What is prediabetes?
Prediabetes is defined as the state where a patient does not have all of the symptoms required to label them as diabetic, but their blood sugar is abnormally high. There are three ways to diagnose prediabetes: if the patient has impaired fasting glucose values (IFG), i.e., fasting plasma glucose (PG) levels of 100–125 mg/dL (5.6–6.9 mmol/L); if the patient has impaired glucose tolerance (IGT), i.e., PG values 2 hours after an OGTT with 75 g glucose of 140–199 mg/dL (7.8–11.0 mmol/L); or an A1C threshold greater than or equal to 6.5% (as recently defined by an international expert committee). Subjects with IGT or IFG have an increased risk of developing type 2 diabetes, so they are an important target group for interventions aimed at preventing diabetes.
What is metabolic syndrome?
Metabolic syndrome is a cluster of cardiovascular risk factors with a very high prevalence. According to the International Diabetes Federation (IDF), about 25% of adults globally suffer from it. People with metabolic syndrome have a 3-fold higher risk for myocardial infarction or stroke and their mortality rate for these conditions is twice as high as that for people without metabolic syndrome. Furthermore, people with metabolic syndrome have a 5-fold greater risk of developing type 2 diabetes.
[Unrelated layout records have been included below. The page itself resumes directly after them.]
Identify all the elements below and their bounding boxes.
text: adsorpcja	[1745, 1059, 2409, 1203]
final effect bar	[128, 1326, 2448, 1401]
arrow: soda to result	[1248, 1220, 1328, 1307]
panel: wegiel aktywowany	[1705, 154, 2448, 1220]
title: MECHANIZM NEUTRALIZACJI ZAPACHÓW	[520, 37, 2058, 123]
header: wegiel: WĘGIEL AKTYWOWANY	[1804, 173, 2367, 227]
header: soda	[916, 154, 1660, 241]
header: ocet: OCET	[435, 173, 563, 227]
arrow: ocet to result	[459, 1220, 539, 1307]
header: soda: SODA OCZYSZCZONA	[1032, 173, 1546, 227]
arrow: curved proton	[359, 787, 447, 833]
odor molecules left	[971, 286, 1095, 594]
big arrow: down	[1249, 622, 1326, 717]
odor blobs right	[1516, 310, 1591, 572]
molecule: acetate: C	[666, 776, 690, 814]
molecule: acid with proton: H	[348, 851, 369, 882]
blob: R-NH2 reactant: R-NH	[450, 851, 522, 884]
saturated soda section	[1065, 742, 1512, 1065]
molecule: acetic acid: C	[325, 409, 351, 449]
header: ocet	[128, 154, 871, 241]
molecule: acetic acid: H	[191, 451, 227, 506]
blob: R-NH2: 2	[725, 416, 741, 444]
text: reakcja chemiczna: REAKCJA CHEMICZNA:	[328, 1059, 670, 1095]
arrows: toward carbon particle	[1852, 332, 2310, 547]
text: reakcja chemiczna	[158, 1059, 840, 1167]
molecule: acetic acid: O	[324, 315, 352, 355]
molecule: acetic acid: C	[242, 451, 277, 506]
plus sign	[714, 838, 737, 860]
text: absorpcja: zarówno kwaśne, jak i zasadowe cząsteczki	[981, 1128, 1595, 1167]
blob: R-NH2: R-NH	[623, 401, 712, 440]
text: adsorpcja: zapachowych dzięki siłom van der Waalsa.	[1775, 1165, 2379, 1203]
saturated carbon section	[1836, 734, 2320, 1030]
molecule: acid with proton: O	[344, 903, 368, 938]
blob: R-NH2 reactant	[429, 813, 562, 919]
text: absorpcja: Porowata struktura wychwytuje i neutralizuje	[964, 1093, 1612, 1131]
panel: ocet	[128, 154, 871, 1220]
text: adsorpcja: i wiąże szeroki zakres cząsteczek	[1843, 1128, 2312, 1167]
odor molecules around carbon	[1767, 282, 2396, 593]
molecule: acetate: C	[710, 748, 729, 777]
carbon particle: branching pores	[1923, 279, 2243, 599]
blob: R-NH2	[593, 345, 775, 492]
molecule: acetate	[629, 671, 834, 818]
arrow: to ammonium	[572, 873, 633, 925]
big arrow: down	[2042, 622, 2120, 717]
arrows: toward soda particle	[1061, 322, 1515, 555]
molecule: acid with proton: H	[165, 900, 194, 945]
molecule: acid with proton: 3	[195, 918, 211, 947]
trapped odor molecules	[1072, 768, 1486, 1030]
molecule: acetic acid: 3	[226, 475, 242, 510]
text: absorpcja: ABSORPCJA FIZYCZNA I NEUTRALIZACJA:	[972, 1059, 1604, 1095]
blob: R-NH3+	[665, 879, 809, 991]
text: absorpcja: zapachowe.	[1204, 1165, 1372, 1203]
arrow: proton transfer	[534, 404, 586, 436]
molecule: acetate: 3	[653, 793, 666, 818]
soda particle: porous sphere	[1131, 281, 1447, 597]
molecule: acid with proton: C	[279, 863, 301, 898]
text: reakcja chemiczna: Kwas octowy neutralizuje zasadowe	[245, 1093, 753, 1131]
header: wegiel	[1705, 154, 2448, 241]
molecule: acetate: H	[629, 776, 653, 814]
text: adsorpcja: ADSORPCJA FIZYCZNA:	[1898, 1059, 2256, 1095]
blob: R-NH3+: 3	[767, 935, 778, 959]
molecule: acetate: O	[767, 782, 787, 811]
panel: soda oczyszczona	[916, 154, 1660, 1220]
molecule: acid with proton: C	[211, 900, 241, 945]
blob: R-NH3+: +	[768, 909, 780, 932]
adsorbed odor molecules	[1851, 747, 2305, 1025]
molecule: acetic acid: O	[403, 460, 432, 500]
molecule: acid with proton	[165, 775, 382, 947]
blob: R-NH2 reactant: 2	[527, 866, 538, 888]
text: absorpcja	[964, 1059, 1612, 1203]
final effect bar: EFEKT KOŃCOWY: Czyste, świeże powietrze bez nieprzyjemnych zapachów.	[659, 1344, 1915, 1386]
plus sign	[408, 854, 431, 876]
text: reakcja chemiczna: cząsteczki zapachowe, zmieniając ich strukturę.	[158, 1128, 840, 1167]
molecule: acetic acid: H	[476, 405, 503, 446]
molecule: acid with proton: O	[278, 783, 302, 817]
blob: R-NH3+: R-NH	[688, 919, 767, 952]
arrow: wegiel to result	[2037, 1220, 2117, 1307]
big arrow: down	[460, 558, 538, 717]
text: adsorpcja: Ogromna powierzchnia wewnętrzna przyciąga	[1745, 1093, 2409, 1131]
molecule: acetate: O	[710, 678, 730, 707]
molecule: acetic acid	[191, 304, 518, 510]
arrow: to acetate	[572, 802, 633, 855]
Metabolic syndrome is linked to or caused by insulin resistance, i.e., reduced insulin action. Glucose does not enter the cells as easily as usual, the glucose production of the liver in the fasting state is not suppressed as strongly as in a healthy state, and the lipid-lowering effect of insulin (in particular concerning triglycerides) is also reduced as are the other effects of insulin, e.g., the dilation of on blood vessels.
The World Health Organization (WHO) diagnostic criteria for metabolic syndrome consist of diabetes mellitus, IGT, IFG or insulin resistance, plus two of the following conditions: elevated blood pressure, hyperlipidemia (elevated triglycerides and decreased LDL-cholesterol), central obesity, or microalbuminuria, hypertension, hyperglycemia, and dyslipidemia involving elevated triglycerides. Metabolic syndrome is associated with high cardiovascular risk and increased all-cause mortality. Other definitions of metabolic syndrome have been put forward, in reports published by the IDF, the US National Cholesterol Education Program (NCEP) and the European Group for the Study of Insulin Resistance (EGIR).
Prevention of type 2 diabetes in people with prediabetes
A number of clinical trials have demonstrated that changes in lifestyle can prevent the occurrence of type 2 diabetes in a high-risk population, i.e., people with prediabetes. The Finnish Diabetes Prevention Study Group demonstrated that an intervention with individualized counseling aimed at reducing weight, total fat intake and saturated fat intake and increasing fiber intake and physical activity reduced the incidence of diabetes by 58% versus a control group that received general oral and written information about diet and exercise annually without individualized counseling. Interestingly, the difference in weight change between intervention and control was fairly modest (about 4 kg), indicating that in many patients even small changes in body weight are sufficient to prevent or delay the onset of type 2 diabetes.
In line with these findings, the Diabetes Prevention Program (DPP) demonstrated the same relative risk reduction (58%) in patients who had elevated fasting and post-OGTT plasma glucose concentrations and took on a lifestyle-modification program with the goals of at least a 7 percent weight loss and at least 150 minutes of physical activity per week versus a control group. By contrast, an intervention with 850 mg metformin twice daily was less effective, reducing the incidence of type 2 diabetes by 31%. Thus, type 2 diabetes can be best prevented with lifestyle interventions. However, in a daily clinical setting, these can prove difficult for patients to adhere to over a longer period of time.